Features

Gregor Schneider

It’s advisable to treat our perception with a degree of mistrust. Our brain is continuously converting sensory impressions into classifiable information: expanding data, filling in the gaps, calculating things ahead of time and ignoring discrepancies. This is precisely the chord Gregor Schneider’s works strike; they put our perception to the test.

Text Rein Wolfs
All images All photos made by Gregor Schneider. Courtesy Konrad Fischer gallery 

The point of departure was the House u r, in which he both reconstructed rooms and brought about subtle changes in them through complexly built interventions. These works are field studies in cognition, checkpoints for a basic doubt in ordinary causality. The question driving Schneider both here and in many of his later works is essentially metaphysical. Apart from the five documented senses, what forces exert an effect on our cognition and thus on a subjectively understood reality? On a conscious level, visitors can barely perceive some of his interventions in House u r. Completely Insulated Guest Room is encased in lead, the Coffee Room revolves 360°, and the Studio has added windows that artificially regulate the light entering the room. Hidden away behind walls are interstices filled with objects and empty spaces that remain unnoticed. The rooms resemble laboratory experiments that postulate questions concerning unconscious experience.
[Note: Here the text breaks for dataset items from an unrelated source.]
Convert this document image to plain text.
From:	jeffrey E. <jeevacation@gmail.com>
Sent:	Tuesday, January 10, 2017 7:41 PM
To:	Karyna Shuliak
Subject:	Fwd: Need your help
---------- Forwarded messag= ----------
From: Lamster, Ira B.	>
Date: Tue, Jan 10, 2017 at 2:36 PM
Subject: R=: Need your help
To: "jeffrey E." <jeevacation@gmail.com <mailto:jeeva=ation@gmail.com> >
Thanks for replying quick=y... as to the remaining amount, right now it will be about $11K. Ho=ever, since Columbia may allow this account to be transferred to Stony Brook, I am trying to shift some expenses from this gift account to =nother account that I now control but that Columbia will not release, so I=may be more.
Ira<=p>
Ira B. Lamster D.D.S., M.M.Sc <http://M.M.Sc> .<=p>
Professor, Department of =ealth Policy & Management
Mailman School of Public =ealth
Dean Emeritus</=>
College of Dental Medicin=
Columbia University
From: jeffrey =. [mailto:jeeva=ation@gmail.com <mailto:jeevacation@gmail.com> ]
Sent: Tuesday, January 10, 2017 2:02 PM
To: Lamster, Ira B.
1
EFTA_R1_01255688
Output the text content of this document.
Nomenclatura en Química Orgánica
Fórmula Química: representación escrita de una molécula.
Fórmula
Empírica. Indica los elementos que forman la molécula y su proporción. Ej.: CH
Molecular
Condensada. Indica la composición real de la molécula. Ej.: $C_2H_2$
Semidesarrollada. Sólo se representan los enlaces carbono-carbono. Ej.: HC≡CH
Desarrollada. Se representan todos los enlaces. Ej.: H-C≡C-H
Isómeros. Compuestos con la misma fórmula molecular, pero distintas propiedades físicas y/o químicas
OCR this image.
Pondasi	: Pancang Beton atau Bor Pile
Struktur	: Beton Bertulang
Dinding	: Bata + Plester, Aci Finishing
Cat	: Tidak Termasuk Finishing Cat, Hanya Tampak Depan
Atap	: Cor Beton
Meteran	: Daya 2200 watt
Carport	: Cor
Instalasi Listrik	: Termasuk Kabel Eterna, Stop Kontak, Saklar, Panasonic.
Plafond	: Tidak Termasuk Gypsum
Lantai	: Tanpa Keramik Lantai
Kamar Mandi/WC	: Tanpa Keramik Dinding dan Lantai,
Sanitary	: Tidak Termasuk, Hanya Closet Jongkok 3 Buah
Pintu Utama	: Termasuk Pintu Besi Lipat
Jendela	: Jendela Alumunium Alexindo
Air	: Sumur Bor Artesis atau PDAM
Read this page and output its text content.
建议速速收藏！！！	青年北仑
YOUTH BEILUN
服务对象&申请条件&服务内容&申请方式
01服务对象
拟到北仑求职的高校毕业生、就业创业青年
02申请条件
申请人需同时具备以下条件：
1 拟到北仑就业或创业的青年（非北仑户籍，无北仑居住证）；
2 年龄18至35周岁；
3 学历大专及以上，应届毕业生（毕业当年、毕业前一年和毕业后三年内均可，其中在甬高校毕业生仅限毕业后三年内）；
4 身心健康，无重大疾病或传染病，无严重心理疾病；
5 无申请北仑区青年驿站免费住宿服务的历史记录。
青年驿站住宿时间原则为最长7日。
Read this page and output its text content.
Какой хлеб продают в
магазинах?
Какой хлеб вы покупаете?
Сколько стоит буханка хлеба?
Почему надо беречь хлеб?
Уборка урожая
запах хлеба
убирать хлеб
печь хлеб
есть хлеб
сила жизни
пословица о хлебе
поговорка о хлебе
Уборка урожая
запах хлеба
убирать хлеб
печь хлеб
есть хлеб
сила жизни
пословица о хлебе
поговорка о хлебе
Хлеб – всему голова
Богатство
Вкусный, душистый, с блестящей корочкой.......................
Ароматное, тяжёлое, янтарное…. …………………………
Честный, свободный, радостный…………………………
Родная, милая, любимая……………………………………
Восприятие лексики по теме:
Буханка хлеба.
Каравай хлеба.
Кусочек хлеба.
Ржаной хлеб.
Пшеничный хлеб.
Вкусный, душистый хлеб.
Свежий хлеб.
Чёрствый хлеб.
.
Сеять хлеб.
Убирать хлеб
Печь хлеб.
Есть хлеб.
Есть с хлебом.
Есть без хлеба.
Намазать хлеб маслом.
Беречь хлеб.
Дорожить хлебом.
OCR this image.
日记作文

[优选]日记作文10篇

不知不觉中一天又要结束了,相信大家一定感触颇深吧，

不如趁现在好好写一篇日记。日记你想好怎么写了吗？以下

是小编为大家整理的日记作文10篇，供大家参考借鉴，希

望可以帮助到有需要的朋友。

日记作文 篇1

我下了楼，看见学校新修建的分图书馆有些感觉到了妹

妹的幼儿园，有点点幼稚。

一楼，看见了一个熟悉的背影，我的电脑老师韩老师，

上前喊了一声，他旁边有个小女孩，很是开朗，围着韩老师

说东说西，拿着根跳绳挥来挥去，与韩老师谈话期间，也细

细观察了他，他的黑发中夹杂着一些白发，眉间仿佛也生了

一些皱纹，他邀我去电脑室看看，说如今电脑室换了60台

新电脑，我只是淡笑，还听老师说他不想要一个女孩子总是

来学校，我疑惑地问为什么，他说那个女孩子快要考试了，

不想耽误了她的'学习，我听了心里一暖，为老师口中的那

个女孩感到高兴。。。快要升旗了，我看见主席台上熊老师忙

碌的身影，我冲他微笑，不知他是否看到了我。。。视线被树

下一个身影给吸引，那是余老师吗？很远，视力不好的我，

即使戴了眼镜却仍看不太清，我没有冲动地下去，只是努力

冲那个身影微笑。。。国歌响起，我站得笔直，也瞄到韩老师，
For his part, Gregor Schneider regards his work as concrete, three-dimensional thought. The fact that the Bundeskunsthalle can now show a large number of his pieces as a coherent body of work, and for the first time comprehensively as a three-dimensional exhibition course, enables viewers to gain a deeper and broader understanding of his artistic practice. While House u r painstakingly investigates and manipulates the properties of rooms, Schneider implements other coordinates as points of reference for the birthplace of Joseph Goebbels, another complete house that he has reworked. The initial impulse for the piece was his awareness of the house’s existence in his native city, Rheydt. After he succeeded in purchasing the house, he embarked on his many-layered investigation of the site and all its implications. Here, too, it’s essentially about thoroughly experiencing rooms beyond the parameters that can be perceived through the senses. His attempts at inhabiting the rooms of the house, at eating and sleeping there, seem almost ritualistic in nature. Is it the spirit of the house that makes it impossible for him to feel at home? At any rate, it’s cathartic when Schneider takes a hammer to the Birth Room and beats the plaster from the walls and finally has the building gutted because its statics make demolition impossible.
Collective memory and individual experience intersect in Schneider’s oeuvre.